Schuld & Dank

Keine Schuld ist dringender, als die, Dank zu sagen.

 – Marcus Tullius Cicero

Wer diesem Satz des Marcus zustimmt, oder ihn gar verinnerlicht, sitzt zwei Illusionen auf: 1. daß es so etwas wie Schuld gibt und diese von Bedeutung sei und 2. daß es vonnöten sei, Dank zu sagen.

Der Schuld-Begriff wurde für die Masse derer erfunden, die nicht von sich aus wissen, was rechtens ist und deshalb zur Orientierung ein Konvolut an Moral-Vorschriften und Gesetzen benötigen, damit ein einigermaßen reibungsarmes Verhalten gewährleistet ist.

Wer aus einem Schuldgefühl heraus „danke“ sagt, hat vielleicht der Etikette entsprochen, ist aber Meilen von der Dankbarkeit entfernt.

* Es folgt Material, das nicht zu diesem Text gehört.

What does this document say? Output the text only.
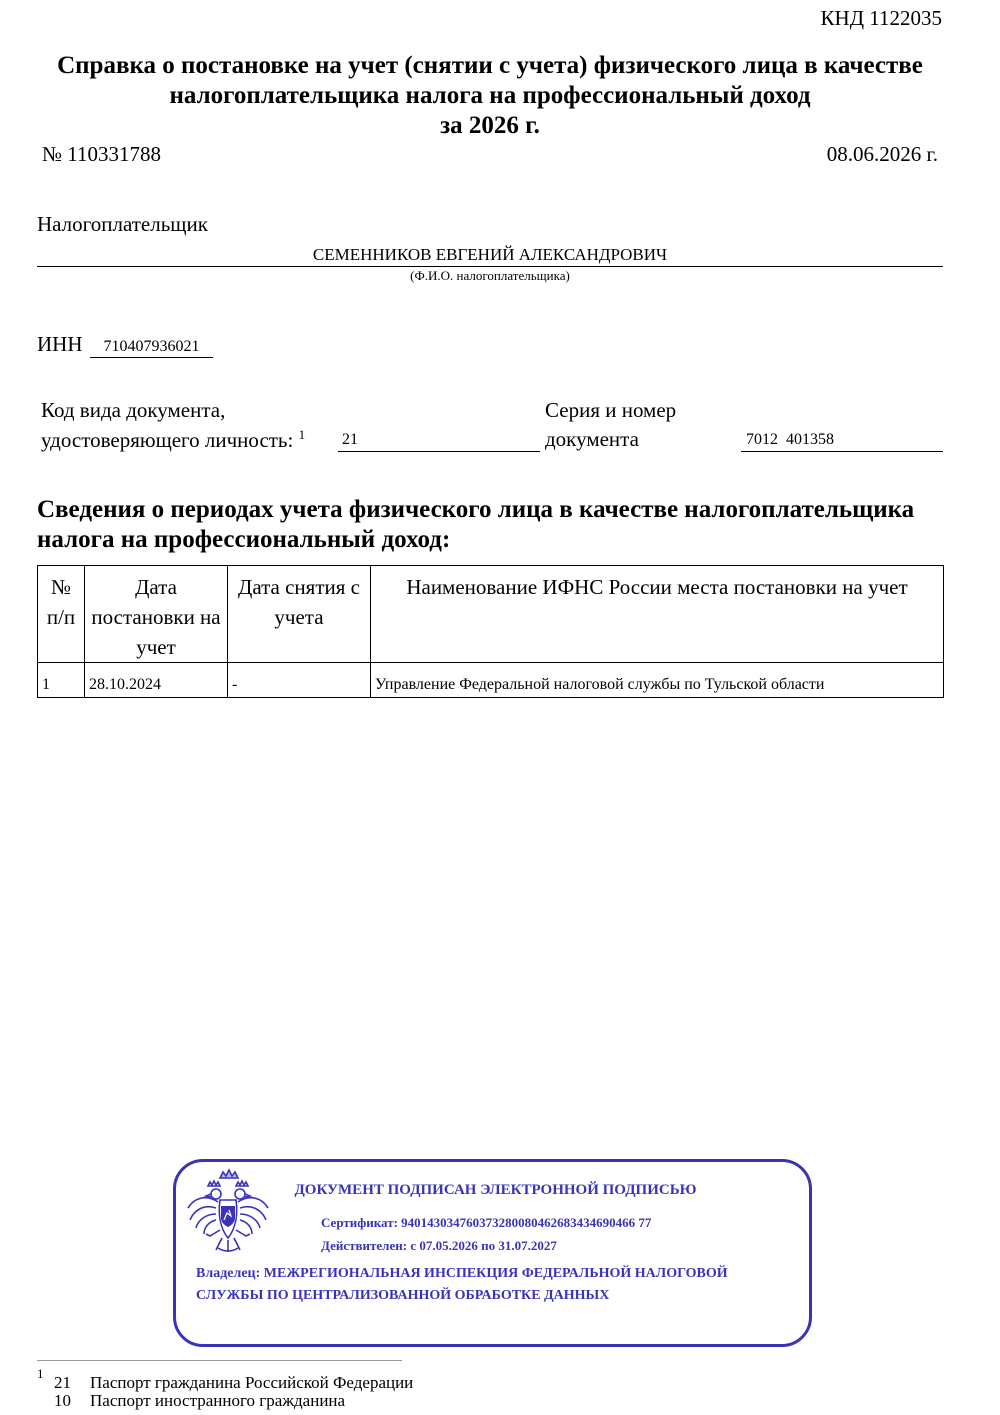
КНД 1122035
Справка о постановке на учет (снятии с учета) физического лица в качестве
налогоплательщика налога на профессиональный доход
за 2026 г.
№ 110331788	08.06.2026 г.
Налогоплательщик
СЕМЕННИКОВ ЕВГЕНИЙ АЛЕКСАНДРОВИЧ
(Ф.И.О. налогоплательщика)
ИНН	710407936021
Код вида документа,
удостоверяющего личность: $^1$ 21
Серия и номер
документа	7012  401358
Сведения о периодах учета физического лица в качестве налогоплательщика
налога на профессиональный доход:
№ п/п	Дата постановки на учет	Дата снятия с учета	Наименование ИФНС России места постановки на учет
1	28.10.2024	-	Управление Федеральной налоговой службы по Тульской области
ДОКУМЕНТ ПОДПИСАН ЭЛЕКТРОННОЙ ПОДПИСЬЮ
Сертификат: 940143034760373280080462683434690466 77
Действителен: с 07.05.2026 по 31.07.2027
Владелец: МЕЖРЕГИОНАЛЬНАЯ ИНСПЕКЦИЯ ФЕДЕРАЛЬНОЙ НАЛОГОВОЙ
СЛУЖБЫ ПО ЦЕНТРАЛИЗОВАННОЙ ОБРАБОТКЕ ДАННЫХ
1 21 Паспорт гражданина Российской Федерации
10 Паспорт иностранного гражданина
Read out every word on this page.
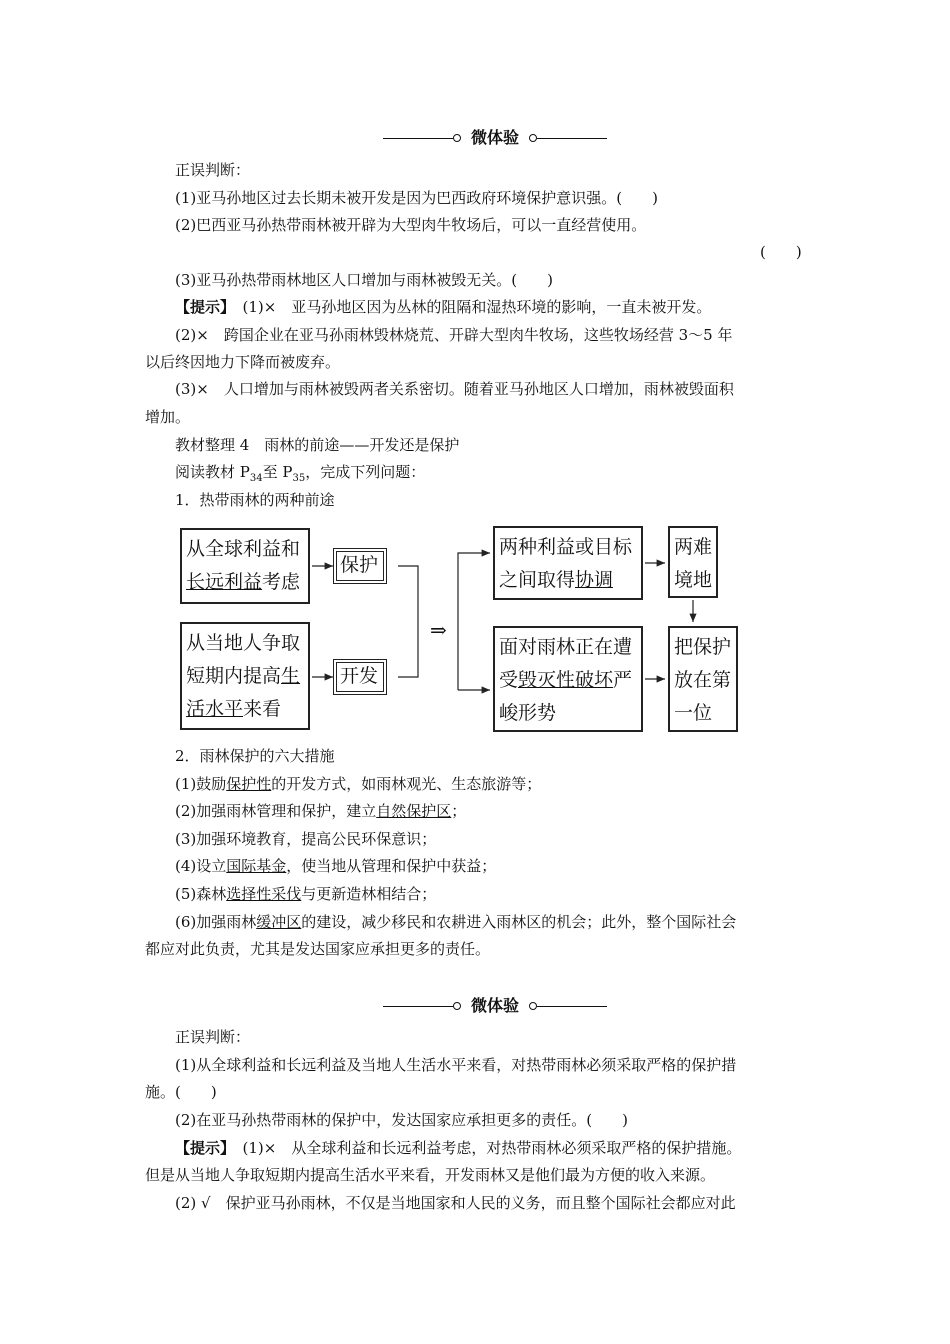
微体验
正误判断：
(1)亚马孙地区过去长期未被开发是因为巴西政府环境保护意识强。(　　)
(2)巴西亚马孙热带雨林被开辟为大型肉牛牧场后，可以一直经营使用。
(　　)
(3)亚马孙热带雨林地区人口增加与雨林被毁无关。(　　)
【提示】　(1)×　亚马孙地区因为丛林的阻隔和湿热环境的影响，一直未被开发。
(2)×　跨国企业在亚马孙雨林毁林烧荒、开辟大型肉牛牧场，这些牧场经营 3～5 年
以后终因地力下降而被废弃。
(3)×　人口增加与雨林被毁两者关系密切。随着亚马孙地区人口增加，雨林被毁面积
增加。
教材整理 4　雨林的前途——开发还是保护
阅读教材 $P_{34}$至 $P_{35}$，完成下列问题：
1．热带雨林的两种前途
从全球利益和
长远利益考虑
保护
从当地人争取
短期内提高生
活水平来看
开发
⇒
两种利益或目标
之间取得协调
面对雨林正在遭
受毁灭性破坏严
峻形势
两难
境地
把保护
放在第
一位
2．雨林保护的六大措施
(1)鼓励保护性的开发方式，如雨林观光、生态旅游等；
(2)加强雨林管理和保护，建立自然保护区；
(3)加强环境教育，提高公民环保意识；
(4)设立国际基金，使当地从管理和保护中获益；
(5)森林选择性采伐与更新造林相结合；
(6)加强雨林缓冲区的建设，减少移民和农耕进入雨林区的机会；此外，整个国际社会
都应对此负责，尤其是发达国家应承担更多的责任。
微体验
正误判断：
(1)从全球利益和长远利益及当地人生活水平来看，对热带雨林必须采取严格的保护措
施。(　　)
(2)在亚马孙热带雨林的保护中，发达国家应承担更多的责任。(　　)
【提示】　(1)×　从全球利益和长远利益考虑，对热带雨林必须采取严格的保护措施。
但是从当地人争取短期内提高生活水平来看，开发雨林又是他们最为方便的收入来源。
(2) √　保护亚马孙雨林，不仅是当地国家和人民的义务，而且整个国际社会都应对此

Wirkliche Dankbarkeit ist kein Element der Etikette und gedeiht auch nicht auf dem Boden der Angst vor irgendwelchem Verlust.

Auf das Aufkommen echter Dankbarkeit haben wir keinen Einfluß.

Doch auf die Ausführung von Verhaltens-Mustern haben wir auf verschiedene Weise Einfluß: Durch Schuldgefühle oder Pflichtprogramme von innen oder durch variablen Druck von außen. Sämtliche Verhaltens-Muster unterliegen unseren Entscheidungen, aber…

Die echte Dankbarkeit entzieht sich komplett all unserem Wollen:
Sie steigt auf, wenn sie aufsteigt und bedarf keiner Formulierung.

Dankbarkeit

Das Undankbarste, weil Unklügste, was es gibt, ist Dank erwarten oder verlangen.

– Theodor Fontane

…denn das, was man bekommt, wenn man Dank verlangt, ist allenfalls eine GESTE scheinbarer Dankbarkeit – aber niemals Dankbarkeit.

Über wirkliche Dankbarkeit kann niemand verfügen; man kann sie nicht einfordern und auch nicht beabsichtigen. Jemand kann eine Geste der Dankbarkeit verlangen und ein Anderer kann Dankbarkeit heucheln. Beides ist möglich.

Doch die wirkliche Dankbarkeit ist immer echt.
Sie kommt auf, wenn sie aufkommt. Nur dann.